Many agents have been added to peripheral nerve blocks to prolong analgesia. In some cases intravenous administration has been as successful without potential nerve toxicity concerns.

This small randomized study evaluated the difference in time to first rescue analgesic request between patients receiving co-administered intravenous dexamethasone and dexmedetomidine and patients receiving intravenous dexamethasone alone after single-shot interscslene brachial plexus block for arthroscopic shoulder surgery. Saline controls were used.

Co-administration of intravenous dexamethasone (0.11 mg kg−1) with dexmedetomidine (1.0 μg kg−1) significantly prolonged the time to first rescue analgesic request more than Dexamethasone alone, and both more so than saline controls. Also both groups had reduced postoperative opioid consumption, less sleep disruption and improved patient satisfaction compared with the control group.


Dexmedetomidine vs. Midazolam for Intraoperative Sedation

The reputation of benzodiazepines continues to take a hit.

This study compared older patients undergoing regional anesthesia and receiving intraoperative sedation. Dexmedetomidine wins, with Midazolam associated with higher psychomotor agitation, arterial hypotension, and respiratory depression.
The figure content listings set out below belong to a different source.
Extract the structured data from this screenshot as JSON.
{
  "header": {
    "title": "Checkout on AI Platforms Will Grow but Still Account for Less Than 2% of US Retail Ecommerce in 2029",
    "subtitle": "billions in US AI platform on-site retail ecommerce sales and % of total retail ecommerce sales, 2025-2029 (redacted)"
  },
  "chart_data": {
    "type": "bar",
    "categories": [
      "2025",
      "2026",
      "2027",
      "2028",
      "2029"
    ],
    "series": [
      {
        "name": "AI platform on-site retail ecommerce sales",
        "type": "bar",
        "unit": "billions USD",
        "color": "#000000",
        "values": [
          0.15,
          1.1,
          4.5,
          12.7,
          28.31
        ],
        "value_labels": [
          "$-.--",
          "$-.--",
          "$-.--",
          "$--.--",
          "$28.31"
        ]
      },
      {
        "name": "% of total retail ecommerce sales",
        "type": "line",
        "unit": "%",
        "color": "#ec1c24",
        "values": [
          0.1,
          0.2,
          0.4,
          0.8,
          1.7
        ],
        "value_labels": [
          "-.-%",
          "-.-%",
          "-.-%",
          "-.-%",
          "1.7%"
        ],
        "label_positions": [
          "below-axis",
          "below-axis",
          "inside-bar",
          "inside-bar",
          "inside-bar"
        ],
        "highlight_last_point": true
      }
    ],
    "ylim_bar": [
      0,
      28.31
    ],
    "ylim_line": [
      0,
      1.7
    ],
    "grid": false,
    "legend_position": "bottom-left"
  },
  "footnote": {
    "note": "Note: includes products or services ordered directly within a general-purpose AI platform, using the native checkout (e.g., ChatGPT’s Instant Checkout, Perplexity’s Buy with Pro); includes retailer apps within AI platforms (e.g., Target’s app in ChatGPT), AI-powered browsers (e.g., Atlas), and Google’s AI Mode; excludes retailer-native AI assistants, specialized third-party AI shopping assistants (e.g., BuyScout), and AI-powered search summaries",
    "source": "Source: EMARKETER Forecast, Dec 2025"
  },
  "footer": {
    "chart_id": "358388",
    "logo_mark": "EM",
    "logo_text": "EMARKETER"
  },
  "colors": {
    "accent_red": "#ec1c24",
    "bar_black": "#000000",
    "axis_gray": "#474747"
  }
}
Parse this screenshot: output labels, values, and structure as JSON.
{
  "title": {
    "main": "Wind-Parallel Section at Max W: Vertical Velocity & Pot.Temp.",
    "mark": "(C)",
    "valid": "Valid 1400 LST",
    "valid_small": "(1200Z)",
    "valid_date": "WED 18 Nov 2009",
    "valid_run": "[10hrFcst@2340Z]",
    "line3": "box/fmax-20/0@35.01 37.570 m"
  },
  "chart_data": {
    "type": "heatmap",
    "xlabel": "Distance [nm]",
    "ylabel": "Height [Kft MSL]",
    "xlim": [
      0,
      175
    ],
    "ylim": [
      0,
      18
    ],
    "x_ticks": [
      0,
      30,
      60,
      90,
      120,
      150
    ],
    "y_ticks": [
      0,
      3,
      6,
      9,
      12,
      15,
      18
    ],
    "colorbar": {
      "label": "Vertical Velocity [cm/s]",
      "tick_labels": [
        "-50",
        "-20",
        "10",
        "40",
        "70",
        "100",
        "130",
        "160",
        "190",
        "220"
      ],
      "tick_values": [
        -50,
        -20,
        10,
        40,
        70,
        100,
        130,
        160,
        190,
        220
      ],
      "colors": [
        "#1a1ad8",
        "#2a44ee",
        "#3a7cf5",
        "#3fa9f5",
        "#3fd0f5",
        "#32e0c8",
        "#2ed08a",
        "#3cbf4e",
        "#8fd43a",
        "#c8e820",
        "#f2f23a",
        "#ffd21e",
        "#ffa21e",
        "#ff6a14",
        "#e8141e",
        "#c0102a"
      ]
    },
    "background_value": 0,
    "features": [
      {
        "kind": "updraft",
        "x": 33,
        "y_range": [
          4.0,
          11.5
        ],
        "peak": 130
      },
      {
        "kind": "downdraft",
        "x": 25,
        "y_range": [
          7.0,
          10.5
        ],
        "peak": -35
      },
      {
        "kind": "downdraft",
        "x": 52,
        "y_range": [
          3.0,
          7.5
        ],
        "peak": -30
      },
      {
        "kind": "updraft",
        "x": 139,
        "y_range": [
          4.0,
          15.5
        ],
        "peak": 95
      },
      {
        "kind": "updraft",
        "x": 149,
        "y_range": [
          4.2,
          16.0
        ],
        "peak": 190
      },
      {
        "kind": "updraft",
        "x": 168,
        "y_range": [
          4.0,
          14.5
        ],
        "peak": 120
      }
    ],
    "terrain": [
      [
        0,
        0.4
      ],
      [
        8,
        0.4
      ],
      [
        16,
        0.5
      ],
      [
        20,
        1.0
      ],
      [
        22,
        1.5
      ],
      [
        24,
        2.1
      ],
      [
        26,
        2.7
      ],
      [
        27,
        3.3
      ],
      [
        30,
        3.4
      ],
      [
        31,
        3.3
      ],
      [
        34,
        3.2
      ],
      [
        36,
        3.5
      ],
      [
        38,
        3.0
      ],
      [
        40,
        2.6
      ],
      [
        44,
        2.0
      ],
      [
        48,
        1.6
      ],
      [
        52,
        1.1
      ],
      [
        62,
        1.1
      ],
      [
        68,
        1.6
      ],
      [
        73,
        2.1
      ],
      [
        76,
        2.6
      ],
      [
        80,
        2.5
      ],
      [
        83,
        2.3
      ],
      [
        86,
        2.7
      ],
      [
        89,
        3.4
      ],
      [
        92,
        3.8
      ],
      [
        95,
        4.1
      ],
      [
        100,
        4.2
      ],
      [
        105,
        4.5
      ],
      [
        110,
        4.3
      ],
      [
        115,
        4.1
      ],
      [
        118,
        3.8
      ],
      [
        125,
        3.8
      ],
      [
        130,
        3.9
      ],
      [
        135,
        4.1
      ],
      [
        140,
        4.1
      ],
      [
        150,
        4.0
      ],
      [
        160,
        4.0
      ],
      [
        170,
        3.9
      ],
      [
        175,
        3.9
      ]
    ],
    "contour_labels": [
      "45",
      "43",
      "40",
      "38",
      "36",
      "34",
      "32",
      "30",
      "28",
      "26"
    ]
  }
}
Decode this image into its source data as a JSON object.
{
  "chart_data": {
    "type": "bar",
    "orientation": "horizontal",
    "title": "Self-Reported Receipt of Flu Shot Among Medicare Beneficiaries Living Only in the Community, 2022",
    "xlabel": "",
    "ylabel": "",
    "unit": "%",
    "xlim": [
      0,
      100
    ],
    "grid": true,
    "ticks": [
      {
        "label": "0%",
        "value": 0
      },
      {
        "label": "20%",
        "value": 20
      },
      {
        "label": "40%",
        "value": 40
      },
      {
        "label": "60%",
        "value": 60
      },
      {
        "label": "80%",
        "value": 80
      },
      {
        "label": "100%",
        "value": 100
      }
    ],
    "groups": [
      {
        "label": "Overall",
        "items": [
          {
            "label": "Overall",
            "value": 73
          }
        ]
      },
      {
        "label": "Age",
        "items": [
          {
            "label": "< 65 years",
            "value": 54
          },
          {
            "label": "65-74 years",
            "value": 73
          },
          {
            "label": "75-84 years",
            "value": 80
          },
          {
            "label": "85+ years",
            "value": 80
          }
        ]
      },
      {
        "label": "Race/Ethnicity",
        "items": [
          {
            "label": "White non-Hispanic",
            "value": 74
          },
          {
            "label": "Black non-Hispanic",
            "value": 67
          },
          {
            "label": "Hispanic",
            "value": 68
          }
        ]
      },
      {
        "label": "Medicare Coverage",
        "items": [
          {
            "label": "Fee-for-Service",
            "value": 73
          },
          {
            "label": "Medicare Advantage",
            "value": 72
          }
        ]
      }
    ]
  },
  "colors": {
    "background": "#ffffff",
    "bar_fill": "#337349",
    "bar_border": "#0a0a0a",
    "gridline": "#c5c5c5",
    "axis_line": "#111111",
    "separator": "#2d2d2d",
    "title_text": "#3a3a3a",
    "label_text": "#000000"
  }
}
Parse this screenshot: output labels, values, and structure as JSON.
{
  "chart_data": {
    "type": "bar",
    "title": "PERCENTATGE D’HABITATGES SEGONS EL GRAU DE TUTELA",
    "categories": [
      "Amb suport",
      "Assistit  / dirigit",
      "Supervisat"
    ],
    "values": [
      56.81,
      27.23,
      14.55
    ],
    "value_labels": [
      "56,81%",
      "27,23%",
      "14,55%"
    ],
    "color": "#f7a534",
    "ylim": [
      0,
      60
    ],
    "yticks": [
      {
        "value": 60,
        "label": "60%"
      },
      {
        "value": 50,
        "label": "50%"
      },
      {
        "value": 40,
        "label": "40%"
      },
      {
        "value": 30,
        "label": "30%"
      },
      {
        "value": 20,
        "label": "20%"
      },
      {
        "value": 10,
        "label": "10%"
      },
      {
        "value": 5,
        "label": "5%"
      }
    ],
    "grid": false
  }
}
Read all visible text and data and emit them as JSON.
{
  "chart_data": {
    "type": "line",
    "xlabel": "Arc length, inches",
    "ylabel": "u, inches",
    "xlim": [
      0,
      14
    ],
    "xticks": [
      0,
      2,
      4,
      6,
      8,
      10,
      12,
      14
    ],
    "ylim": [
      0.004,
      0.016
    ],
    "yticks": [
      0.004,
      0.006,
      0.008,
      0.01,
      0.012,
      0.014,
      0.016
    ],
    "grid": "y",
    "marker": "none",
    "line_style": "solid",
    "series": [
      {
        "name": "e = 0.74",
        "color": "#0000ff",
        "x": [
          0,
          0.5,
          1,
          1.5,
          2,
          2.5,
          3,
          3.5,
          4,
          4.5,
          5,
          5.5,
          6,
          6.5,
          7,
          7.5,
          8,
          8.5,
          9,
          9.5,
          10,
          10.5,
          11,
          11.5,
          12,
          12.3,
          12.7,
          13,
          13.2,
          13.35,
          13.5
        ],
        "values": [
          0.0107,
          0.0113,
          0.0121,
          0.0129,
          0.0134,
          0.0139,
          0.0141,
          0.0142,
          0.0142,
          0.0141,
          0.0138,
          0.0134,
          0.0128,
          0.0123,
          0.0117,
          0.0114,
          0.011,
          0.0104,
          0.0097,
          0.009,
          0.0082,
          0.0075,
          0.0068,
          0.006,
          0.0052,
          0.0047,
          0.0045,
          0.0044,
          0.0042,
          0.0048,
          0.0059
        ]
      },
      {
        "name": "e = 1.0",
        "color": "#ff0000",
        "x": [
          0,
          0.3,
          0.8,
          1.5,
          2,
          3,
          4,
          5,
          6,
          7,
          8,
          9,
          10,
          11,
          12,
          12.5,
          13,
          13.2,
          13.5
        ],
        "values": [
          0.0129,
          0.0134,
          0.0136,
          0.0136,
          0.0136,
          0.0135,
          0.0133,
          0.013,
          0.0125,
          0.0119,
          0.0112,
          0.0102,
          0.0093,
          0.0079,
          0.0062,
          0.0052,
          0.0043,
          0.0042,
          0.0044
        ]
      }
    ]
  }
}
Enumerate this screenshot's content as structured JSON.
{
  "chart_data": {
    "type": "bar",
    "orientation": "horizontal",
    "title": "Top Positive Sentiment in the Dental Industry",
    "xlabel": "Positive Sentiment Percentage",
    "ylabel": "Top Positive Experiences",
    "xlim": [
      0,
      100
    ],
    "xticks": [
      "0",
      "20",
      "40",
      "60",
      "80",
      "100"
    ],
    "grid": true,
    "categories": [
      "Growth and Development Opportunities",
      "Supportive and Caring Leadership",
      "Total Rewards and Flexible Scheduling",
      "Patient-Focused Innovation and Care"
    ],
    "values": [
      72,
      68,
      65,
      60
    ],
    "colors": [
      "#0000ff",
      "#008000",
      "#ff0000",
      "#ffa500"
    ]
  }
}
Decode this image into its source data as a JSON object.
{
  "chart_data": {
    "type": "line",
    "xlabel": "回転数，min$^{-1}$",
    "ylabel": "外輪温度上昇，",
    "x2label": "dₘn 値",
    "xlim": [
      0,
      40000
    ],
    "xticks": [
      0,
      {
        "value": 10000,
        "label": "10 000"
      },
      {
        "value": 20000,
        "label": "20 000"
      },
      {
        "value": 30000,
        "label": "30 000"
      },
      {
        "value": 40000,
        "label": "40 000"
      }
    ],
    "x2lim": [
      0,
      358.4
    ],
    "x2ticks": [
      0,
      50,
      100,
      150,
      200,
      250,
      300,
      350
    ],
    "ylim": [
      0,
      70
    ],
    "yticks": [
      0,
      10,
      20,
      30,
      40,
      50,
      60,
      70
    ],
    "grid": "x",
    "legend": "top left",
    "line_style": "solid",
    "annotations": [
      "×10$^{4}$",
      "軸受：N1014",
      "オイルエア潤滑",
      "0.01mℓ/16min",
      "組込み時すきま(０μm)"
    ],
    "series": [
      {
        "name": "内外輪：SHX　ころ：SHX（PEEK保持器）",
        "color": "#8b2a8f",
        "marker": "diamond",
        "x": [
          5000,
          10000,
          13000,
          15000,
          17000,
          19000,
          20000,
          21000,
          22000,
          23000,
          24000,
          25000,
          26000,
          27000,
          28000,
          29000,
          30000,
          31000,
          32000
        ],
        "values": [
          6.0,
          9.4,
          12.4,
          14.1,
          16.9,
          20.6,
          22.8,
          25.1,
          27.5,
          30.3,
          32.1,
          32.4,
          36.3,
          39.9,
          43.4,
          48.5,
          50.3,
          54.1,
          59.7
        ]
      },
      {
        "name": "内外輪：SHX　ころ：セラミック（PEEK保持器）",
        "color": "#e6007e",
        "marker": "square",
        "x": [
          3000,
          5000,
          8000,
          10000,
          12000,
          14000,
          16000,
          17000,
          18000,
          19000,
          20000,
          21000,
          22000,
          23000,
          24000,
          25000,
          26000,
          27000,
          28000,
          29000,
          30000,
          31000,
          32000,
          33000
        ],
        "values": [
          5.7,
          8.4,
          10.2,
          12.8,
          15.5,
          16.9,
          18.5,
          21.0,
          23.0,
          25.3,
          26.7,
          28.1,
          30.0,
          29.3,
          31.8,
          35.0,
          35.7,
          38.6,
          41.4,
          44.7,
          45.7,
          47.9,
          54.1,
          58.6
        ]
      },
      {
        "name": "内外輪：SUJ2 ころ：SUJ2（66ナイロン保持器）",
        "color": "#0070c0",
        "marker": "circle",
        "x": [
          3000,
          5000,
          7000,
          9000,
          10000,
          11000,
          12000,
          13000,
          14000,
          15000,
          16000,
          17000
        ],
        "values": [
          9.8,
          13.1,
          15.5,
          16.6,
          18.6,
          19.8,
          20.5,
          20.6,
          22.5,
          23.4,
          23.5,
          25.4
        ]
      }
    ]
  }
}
During postanesthesia care, the incidence rates of shivering, residual sedation, and use of supplemental oxygen were significantly lower in the Dexmedetomidine group.


Perioperative Sleep Apnea & Regional Anesthesia

This study was retrospective with unaccounting for many variables such as concomitant sedation and does not prove causation, but found even in a setting with almost universal regional anesthesia for total knee and hip arthroplasties, OSA was associated with significantly increased odds for prolonged length of stay, pulmonary and gastrointestinal complications.

It nonetheless calls for further randomized studies in such a population, as neuraxial anesthesia is often felt to be a safer option.


Perioperative Epidurals and Delirium

A secondary observational non-randomized analysis of the PODCAST trial found that “postoperative epidural use was not associated with a reduced overall incidence of delirium. However, longitudinal analysis revealed reduced adjusted odds of experiencing an episode of delirium in the epidural group. Epidural use was also associated with reduced postoperative pain and opioid consumption”.

This study lends support to further randomized studies to study Epidural analgesia and delirium, even though previous work does not strongly support any particular form of anesthesia for delirium prevention.


General Anesthesia for Cesarean

This retrospective study spanned a decade but included nearly half a million Cesarean Sections in New York State.

5.7% were classified as GA without a recorded indication. The study found: “The use of potentially avoidable general anesthesia in these patients is associated with an increased risk of anesthesia-related complications, surgical site infection, and venous thromboembolism, but not death or cardiac arrest”. The odds were quite significantly higher.

Risk factors for GA included age less than 19, racial or ethnic minority, Medicaid or Medicare beneficiaries, preexisting or pregnancy-associated conditions, nonelective admission, and admission during weekend, teaching hospital, neonatal level-of-care designation 1 or 3, lower use of neuraxial techniques during labor and vaginal deliveries, higher annual volume of deliveries, and higher proportion of women with a comorbidity index greater than 2.

Neuraxial anesthesia is established as the standard of care in Cesarean anesthesia absent contraindication. Higher labor epidural rates appeared to be the most actionable factor to encourage and increase the odds of neuraxial anesthesia.

Many of the other factors are either known or subject to the limitations of this retrospective study, and may be subject to coding inaccuracy, malfunctioning epidural catheters, or patient request.